En 2020, Biole se tourne, quant à elle, vers la théorie en s’inscrivant à l’Université Paris 8, au sein du très sérieux master Art contemporain et sciences humaines. « Ça a été une expérience intéressante, académique, mais j’étais tiraillée entre mes projets d’expositions et de résidences… » Résultat, un mémoire de cent pages plus tard, Biole confirme et signe, renonce au doctorat pour retourner vers l’excitation de la pratique artistique. C’est d’ailleurs cette année-là, en 2022, qu’Anne-Laure Buffard – venue de la prestigieuse galerie Nathalie Obadia – les repère et leur propose de les représenter, lançant avec elles sa propre galerie d’art.

 

« Les battements fous des ailes des petites choses »

Voilà pour le CV, impressionnant tant ces jeunes artistes ont aimé apprendre, et de toutes les façons possibles, tout en développant très tôt leur patte artistique. Elles dessinent et peignent « depuis toujours », disent-elles, autrement dit depuis qu’elles ont deux ou trois ans.

 

À vingt-et-un ans, taraudée par la question du temps, Dalle s’est, pour sa part, « rendue compte qu’[elle avait] besoin de créer selon des processus plus longs » ; elle a alors eu l’idée de peindre sur des tricots préparés avec de la colle d’amidon, pour créer de petites œuvres textiles qu’elle assemble et réassemble au sein d’installations qui changent constamment d’apparence (Hand to hand, 2023). « Je mélange les œuvres récentes et anciennes, pour qu’il y ait différentes temporalités au sein d’une même installation. » Elle crée aussi son propre papier à partir de feuilles d’arbres (Dead Leaves, 2023). Ses motifs : des moments fugaces de beauté, capturés dans son quotidien et volontiers énigmatiques. « Les battements fous des ailes des petites choses », nous dit l’un de ses poèmes.

Biole s’est, elle aussi, intéressée au support textile, mais pas pour les mêmes raisons. Car si Dalle s’attache au temps et à sa perception, Biole se questionne sur le poids des choses, et sur leur mobilité. Elle nous le confie avec sobriété : leur mère a connu la douleur de la poliomyélite (comme Frida Kahlo, d’ailleurs Biole a écrit un texte à ce sujet) et ne peut désormais se mouvoir comme elle le souhaite.

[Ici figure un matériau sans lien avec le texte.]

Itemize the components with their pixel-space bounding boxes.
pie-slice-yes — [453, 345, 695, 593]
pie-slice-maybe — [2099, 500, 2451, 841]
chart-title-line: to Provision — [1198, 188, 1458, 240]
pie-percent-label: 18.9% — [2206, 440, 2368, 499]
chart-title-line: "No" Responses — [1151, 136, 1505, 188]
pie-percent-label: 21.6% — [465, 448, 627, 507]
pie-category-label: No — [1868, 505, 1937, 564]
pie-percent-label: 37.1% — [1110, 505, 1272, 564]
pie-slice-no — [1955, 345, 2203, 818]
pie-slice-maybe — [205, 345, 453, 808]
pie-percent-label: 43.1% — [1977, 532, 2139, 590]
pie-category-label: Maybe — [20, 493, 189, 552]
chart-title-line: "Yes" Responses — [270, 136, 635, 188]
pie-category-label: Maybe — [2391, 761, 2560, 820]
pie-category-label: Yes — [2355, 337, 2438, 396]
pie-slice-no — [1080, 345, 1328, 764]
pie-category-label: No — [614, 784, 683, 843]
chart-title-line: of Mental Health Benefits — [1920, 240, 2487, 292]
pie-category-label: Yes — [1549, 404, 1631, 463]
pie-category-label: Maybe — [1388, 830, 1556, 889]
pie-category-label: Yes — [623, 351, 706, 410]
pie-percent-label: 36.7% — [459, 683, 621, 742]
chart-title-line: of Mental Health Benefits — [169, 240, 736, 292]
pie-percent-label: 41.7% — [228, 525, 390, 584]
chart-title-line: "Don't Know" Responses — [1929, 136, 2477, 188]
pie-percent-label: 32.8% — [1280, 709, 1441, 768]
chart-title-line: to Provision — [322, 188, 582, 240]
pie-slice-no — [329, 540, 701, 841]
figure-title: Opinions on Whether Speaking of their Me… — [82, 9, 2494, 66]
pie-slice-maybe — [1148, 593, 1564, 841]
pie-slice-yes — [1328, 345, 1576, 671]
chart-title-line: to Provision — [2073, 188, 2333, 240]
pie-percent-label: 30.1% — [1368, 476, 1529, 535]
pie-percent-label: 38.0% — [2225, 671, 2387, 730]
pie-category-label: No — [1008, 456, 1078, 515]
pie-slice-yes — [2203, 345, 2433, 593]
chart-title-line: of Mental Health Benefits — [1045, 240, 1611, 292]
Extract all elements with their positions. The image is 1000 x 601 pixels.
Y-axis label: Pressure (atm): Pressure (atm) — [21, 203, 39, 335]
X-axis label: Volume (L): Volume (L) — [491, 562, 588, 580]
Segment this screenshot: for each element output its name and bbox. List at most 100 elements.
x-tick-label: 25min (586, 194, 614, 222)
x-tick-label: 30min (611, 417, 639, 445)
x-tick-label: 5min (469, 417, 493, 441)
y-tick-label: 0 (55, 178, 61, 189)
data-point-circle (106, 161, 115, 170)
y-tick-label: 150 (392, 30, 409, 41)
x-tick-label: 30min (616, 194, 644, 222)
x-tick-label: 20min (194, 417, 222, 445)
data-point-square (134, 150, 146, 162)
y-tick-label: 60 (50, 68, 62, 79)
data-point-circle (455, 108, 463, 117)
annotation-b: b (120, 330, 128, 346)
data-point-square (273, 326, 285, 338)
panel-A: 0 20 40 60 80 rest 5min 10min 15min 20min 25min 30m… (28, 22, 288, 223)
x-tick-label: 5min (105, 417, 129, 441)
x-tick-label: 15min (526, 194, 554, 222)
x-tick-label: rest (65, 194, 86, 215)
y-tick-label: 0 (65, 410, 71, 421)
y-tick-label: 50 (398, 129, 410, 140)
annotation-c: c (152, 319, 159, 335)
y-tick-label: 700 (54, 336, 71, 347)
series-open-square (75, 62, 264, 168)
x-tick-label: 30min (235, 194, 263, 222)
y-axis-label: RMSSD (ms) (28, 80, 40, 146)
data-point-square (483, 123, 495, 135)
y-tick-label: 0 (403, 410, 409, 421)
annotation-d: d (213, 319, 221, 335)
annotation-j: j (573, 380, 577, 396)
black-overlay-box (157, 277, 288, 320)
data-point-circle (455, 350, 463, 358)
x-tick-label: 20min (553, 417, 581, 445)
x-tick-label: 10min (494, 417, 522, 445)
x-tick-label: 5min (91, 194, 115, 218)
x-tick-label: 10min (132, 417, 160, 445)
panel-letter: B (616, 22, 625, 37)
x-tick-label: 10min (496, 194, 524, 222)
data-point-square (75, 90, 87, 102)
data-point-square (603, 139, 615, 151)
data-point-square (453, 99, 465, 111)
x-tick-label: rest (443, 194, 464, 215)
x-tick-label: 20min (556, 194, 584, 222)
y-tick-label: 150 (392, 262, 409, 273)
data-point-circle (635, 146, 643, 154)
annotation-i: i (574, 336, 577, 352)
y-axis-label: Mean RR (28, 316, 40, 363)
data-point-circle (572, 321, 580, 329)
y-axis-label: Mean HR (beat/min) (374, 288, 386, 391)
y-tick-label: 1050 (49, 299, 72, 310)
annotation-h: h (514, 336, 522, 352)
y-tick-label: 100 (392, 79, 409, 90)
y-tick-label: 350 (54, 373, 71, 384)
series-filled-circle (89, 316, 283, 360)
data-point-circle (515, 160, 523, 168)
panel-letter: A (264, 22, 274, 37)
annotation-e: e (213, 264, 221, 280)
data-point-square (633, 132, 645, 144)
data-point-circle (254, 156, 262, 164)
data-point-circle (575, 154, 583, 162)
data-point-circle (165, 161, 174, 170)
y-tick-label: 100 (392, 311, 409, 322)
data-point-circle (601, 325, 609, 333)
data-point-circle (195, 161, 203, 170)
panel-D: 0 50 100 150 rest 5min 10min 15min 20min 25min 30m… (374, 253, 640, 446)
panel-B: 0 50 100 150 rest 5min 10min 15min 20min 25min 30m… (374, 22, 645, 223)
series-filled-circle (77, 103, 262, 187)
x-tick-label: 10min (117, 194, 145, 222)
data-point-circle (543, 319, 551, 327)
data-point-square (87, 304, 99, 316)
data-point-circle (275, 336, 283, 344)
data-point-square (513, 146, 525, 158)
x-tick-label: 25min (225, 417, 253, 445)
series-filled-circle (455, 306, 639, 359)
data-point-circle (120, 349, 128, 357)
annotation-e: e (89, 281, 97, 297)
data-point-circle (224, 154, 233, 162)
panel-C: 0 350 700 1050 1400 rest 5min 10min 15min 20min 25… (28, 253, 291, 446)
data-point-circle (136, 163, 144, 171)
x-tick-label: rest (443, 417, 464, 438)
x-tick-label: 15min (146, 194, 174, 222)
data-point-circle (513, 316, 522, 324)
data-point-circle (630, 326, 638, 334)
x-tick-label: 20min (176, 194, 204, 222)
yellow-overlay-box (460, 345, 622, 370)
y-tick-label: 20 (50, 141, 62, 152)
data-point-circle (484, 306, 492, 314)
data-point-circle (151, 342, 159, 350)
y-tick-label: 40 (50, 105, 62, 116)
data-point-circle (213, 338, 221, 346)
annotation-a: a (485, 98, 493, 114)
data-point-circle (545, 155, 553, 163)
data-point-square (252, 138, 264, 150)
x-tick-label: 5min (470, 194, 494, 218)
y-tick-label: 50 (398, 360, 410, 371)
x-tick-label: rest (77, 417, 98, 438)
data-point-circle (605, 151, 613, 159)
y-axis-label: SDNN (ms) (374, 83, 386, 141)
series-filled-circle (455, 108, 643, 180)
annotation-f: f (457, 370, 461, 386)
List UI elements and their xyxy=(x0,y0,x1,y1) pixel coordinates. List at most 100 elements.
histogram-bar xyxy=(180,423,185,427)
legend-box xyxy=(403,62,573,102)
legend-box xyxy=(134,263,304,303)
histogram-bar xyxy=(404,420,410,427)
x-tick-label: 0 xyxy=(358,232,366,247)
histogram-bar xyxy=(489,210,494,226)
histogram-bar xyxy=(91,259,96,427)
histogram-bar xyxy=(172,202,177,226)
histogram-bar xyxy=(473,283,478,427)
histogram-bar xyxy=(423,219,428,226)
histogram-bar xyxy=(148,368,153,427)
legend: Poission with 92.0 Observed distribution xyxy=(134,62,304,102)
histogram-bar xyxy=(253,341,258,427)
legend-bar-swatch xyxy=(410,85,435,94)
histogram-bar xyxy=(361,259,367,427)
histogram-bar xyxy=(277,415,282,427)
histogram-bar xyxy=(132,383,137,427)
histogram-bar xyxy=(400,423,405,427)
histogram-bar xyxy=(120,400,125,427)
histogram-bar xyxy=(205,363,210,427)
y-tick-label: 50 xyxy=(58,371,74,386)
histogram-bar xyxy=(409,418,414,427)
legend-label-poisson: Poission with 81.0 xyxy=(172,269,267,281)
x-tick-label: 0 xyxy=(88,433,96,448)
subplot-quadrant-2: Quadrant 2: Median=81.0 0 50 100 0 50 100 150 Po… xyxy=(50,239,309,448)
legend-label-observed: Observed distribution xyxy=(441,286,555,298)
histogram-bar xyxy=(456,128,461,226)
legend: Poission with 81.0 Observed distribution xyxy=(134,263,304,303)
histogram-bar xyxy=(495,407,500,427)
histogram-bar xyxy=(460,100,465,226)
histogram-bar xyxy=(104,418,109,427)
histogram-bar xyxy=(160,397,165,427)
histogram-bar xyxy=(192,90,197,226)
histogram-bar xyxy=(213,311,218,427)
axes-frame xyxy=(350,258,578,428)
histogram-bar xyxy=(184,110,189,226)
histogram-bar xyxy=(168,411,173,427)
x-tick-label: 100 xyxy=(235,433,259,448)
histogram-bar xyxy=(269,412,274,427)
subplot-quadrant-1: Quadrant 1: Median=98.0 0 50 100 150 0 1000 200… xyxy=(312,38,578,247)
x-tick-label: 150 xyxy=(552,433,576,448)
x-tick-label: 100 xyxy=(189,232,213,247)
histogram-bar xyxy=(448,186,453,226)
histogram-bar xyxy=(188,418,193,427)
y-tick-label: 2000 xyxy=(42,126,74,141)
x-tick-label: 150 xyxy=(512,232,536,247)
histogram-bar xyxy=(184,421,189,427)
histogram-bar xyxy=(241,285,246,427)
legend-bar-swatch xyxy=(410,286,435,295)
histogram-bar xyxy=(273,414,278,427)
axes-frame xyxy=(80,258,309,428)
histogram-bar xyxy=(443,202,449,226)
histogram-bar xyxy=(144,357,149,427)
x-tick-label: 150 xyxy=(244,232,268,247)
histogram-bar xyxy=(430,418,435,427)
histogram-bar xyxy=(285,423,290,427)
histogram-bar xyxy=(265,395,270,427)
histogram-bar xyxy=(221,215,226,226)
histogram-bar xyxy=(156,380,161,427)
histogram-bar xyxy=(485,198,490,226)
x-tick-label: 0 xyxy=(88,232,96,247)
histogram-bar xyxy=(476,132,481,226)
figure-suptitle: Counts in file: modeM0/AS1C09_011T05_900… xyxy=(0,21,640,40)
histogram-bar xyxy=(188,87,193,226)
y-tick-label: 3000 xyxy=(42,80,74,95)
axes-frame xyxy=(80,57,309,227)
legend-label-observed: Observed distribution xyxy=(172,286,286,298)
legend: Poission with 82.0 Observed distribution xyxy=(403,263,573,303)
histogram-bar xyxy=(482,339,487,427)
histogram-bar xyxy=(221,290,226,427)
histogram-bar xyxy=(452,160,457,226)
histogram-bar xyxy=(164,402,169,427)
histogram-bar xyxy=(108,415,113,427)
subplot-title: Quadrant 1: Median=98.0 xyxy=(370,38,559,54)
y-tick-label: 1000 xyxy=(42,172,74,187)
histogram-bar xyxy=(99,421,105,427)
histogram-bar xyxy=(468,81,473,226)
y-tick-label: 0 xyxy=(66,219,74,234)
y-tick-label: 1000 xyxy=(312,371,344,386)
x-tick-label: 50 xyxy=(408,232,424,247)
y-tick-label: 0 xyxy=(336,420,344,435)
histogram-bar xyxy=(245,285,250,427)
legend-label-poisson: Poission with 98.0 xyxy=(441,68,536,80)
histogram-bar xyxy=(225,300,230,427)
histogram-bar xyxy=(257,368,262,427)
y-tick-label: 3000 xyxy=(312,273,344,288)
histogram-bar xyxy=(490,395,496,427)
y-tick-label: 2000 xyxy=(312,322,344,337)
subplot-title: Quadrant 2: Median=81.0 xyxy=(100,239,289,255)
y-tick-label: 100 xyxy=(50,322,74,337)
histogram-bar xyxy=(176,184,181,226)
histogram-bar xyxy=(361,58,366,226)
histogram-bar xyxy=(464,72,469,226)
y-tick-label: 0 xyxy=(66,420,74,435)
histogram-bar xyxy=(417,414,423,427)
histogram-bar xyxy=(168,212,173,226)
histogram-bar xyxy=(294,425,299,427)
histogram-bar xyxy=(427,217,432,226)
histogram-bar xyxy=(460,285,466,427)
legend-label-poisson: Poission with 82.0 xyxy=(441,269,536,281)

C’est pourquoi elle a commencé il y a quelques années à alléger ses sculptures, à concevoir des « déambulateurs »tout en finesse (The Walker, 2021), à créer de petites maquettes plutôt que de vastes environnements (Collection de pierres, 2023). Souvent en voyage, elle peint les paysages entrevus sur des stores en bambou, qu’elle peut très facilement enrouler et déplacer (Blind Series, 2019–2022). « Je veux pouvoir apporter mes œuvres aux gens », et ainsi renverser les habitudes voulant qu’il faut venir jusqu’au musée pour voir de l’art.